Ne pas confondre avec…
À ne pas confondre avec TME (Transmisogyny Exempt), qui désigne les personnes ne subissant pas cette forme précise de discrimination (hommes cisgenres, femmes cisgenres, hommes trans). En milieu professionnel français, TMA est aussi l'acronyme très fréquent de la Tierce Maintenance Applicative (externalisation de l'entretien des logiciels), un domaine sans aucun lien avec le transféminisme.
Cadre légal & réglementation
En droit français, l'article L1132-1 du Code du travail interdit toute discrimination fondée sur l'identité de genre ou l'orientation sexuelle. Bien que le terme « TMA » ne soit pas inscrit dans la loi, la réalité qu'il recouvre est protégée par les cadres européens et nationaux de lutte contre les discriminations et le harcèlement au travail.
Cas pratiques notables
La Cour de cassation et le Défenseur des Droits rappellent régulièrement que le mégenrage volontaire (appeler une personne par le mauvais genre) ou l'exclusion basée sur la transition de genre constituent des fautes graves pouvant mener à des condamnations pour harcèlement moral ou discrimination.
À retenir
- Désigne les personnes subissant l'intersection du sexisme et de la transphobie.
- Utilisé en entreprise pour affiner les politiques d'inclusion et de lutte contre les discriminations.
- Demande une attention particulière en management pour garantir un environnement de travail sécurisant.
Synonymes
Antonymes
Questions fréquentes
Pourquoi utiliser TMA plutôt que simplement 'personnes trans' ?

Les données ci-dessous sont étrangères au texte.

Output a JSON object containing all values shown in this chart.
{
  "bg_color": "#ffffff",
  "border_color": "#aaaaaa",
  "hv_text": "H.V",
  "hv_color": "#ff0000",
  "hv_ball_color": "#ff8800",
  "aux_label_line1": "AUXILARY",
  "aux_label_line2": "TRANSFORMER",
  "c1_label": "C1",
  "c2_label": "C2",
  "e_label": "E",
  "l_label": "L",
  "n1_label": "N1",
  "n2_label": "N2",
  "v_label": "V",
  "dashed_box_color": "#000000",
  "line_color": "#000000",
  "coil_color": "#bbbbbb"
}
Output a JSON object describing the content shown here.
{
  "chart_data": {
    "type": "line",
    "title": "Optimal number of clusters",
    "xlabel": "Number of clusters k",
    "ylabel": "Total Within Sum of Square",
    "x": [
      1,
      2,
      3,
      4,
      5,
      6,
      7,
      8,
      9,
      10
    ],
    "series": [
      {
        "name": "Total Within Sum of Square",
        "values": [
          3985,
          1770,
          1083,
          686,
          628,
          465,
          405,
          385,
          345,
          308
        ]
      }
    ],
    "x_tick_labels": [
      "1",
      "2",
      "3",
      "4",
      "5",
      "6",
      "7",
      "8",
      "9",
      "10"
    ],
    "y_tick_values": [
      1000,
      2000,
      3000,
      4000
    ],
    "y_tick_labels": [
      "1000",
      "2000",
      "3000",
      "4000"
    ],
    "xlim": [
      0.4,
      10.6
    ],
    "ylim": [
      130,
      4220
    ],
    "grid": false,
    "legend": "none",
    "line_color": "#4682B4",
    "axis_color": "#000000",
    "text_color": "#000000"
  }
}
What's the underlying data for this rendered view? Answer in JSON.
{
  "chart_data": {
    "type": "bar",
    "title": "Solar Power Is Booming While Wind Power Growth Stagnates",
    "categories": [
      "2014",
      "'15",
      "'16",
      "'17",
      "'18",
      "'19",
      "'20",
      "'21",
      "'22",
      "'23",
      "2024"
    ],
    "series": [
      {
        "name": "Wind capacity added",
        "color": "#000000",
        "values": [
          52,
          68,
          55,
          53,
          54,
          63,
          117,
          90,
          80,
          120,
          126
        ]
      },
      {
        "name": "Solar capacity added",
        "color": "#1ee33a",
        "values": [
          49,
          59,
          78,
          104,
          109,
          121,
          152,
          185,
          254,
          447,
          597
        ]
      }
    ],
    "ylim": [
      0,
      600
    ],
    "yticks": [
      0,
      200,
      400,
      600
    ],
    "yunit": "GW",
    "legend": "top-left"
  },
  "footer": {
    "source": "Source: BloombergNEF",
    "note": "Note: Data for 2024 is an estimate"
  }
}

Parce que toutes les personnes trans ne vivent pas les mêmes discriminations. TMA permet de cibler spécifiquement les violences liées à la féminité perçue ou réelle, que les hommes trans subissent généralement moins. Pour une politique RH précise, il est recommandé de consulter des experts en inclusion.
L'usage de ce terme est-il obligatoire en entreprise ?
Non, c'est un outil conceptuel issu de la sociologie. L'obligation légale porte sur le résultat : l'absence de discrimination. L'utilisation de ce terme montre cependant une maturité sur les sujets de diversité.
Conseils pratiques
Pour intégrer ces concepts dans votre gestion d'entreprise, privilégiez la formation de vos managers à l'intersectionnalité. Il est conseillé de faire appel à des cabinets de conseil spécialisés en diversité ou à des avocats en droit du travail pour valider la conformité de vos processus internes de signalement de harcèlement.